Mulilo mnie caly dzien, a nie bylo rzyga mimo, że mnie rwalo....Mialam stan podgoraczkowy....ryczalam z bezsilnosci...ubolewalam nad swoim losem mężowi...Drugi zastrzyk juz byl bolesny i oczywiscie sie zryczalam jako to ja biedna jestem...
Dzisiaj od rana mnie muli-wprawdzie troszke mniej ale ciagle czuje jak mi stoi cos w gardle i żoładku.
takze ogolnie mowic jestem w kiepskiej kondycji....
zawsze sobie myslalam-zanim bylam w ciazy- ze ciaza to taki błogi stan....że jest tak cudownie i szczęśliwie....Potem to puste jajo i poronienie i juz wiedziałam, że u mnie ciąża to znaczy jeden wielki strach...
A do tego teraz doszło to samopoczucie....te mdłości, osłabienie, leżenie...i jeszcze strach bo było krwawienie.
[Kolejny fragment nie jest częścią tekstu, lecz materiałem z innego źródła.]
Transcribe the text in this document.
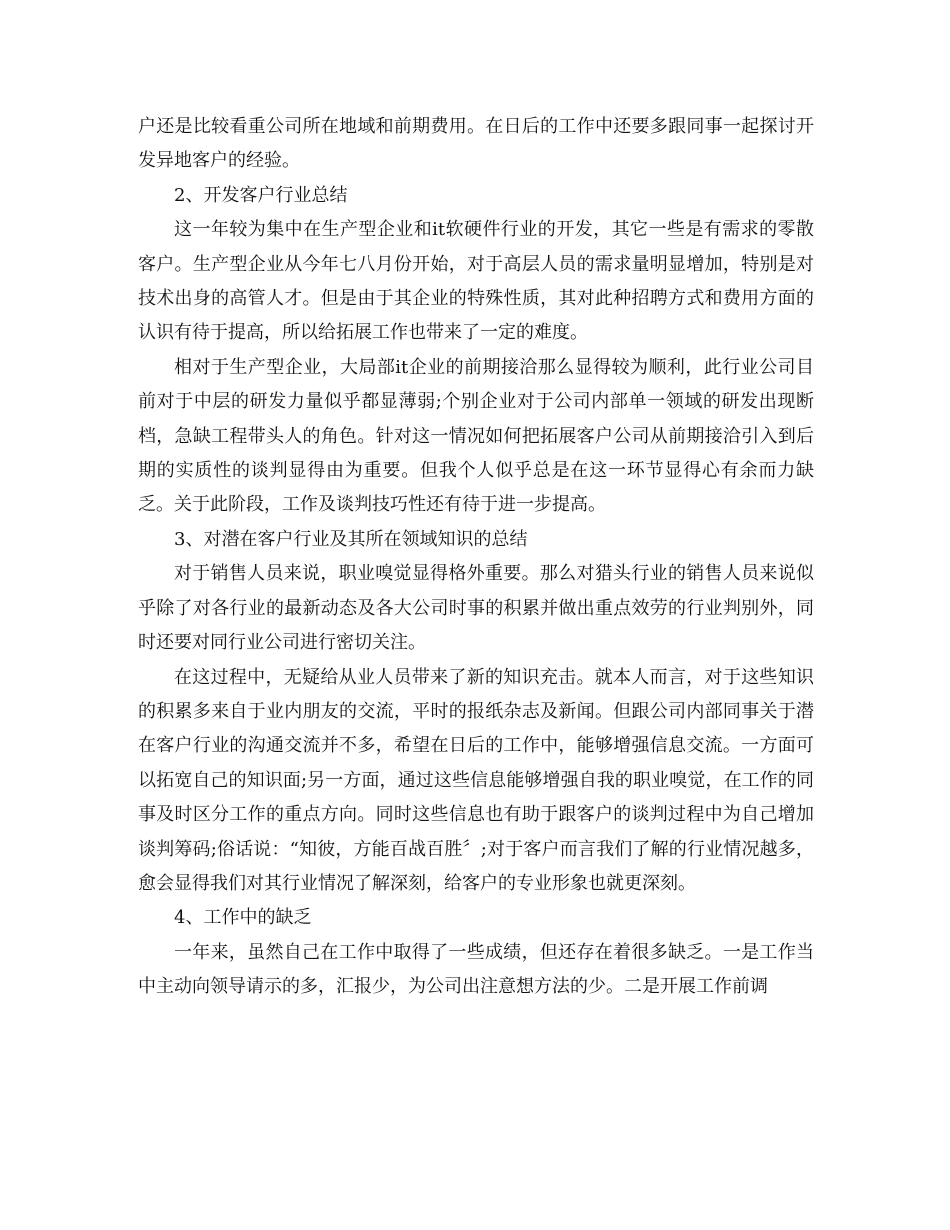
户还是比较看重公司所在地域和前期费用。在日后的工作中还要多跟同事一起探讨开发异地客户的经验。

2、开发客户行业总结

这一年较为集中在生产型企业和it软硬件行业的开发，其它一些是有需求的零散客户。生产型企业从今年七八月份开始，对于高层人员的需求量明显增加，特别是对技术出身的高管人才。但是由于其企业的特殊性质，其对此种招聘方式和费用方面的认识有待于提高，所以给拓展工作也带来了一定的难度。

相对于生产型企业，大局部it企业的前期接洽那么显得较为顺利，此行业公司目前对于中层的研发力量似乎都显薄弱;个别企业对于公司内部单一领域的研发出现断档，急缺工程带头人的角色。针对这一情况如何把拓展客户公司从前期接洽引入到后期的实质性的谈判显得由为重要。但我个人似乎总是在这一环节显得心有余而力缺乏。关于此阶段，工作及谈判技巧性还有待于进一步提高。

3、对潜在客户行业及其所在领域知识的总结

对于销售人员来说，职业嗅觉显得格外重要。那么对猎头行业的销售人员来说似乎除了对各行业的最新动态及各大公司时事的积累并做出重点效劳的行业判别外，同时还要对同行业公司进行密切关注。

在这过程中，无疑给从业人员带来了新的知识充击。就本人而言，对于这些知识的积累多来自于业内朋友的交流，平时的报纸杂志及新闻。但跟公司内部同事关于潜在客户行业的沟通交流并不多，希望在日后的工作中，能够增强信息交流。一方面可以拓宽自己的知识面;另一方面，通过这些信息能够增强自我的职业嗅觉，在工作的同事及时区分工作的重点方向。同时这些信息也有助于跟客户的谈判过程中为自己增加谈判筹码;俗话说：“知彼，方能百战百胜〞;对于客户而言我们了解的行业情况越多，愈会显得我们对其行业情况了解深刻，给客户的专业形象也就更深刻。

4、工作中的缺乏

一年来，虽然自己在工作中取得了一些成绩，但还存在着很多缺乏。一是工作当中主动向领导请示的多，汇报少，为公司出注意想方法的少。二是开展工作前调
Nie wiem więc jak to się skończy....i tym bardziej mi źle.
No...musiałam się wyżalić...:)
 
Agnieszka-- no pewnie że trzeba się wyżalić:tak:a komu jak nie nam???:-) Trzymaj się dzielnie kochana, myśl pozytywnie. Może niedługo mdłości przestaną Cię męczyć, to i świat wyda się bardziej kolorowy(wiem po sobie):tak:Ja też strasznie cierpiałam z tymi mdłościami, ale w końcu trochę zlagodniały i teraz jest nawet nie najgorzej :-DNapewno wszystko będzie dobrze, a za kilka miesięcy przytulisz swoje maleństwo i pomyślisz, że było warto:tak::-) Tak więc myśl pozytywnie, sprawiaj sobie małe przyjemności i...byle do przodu! Głowa do góry:tak:


Dziewczyny dokuczaja Wam wzdęcia??? Ja wczoraj wieczorem myślałam że oszaleję!:wściekła/y: Jak sobie z tym radzicie?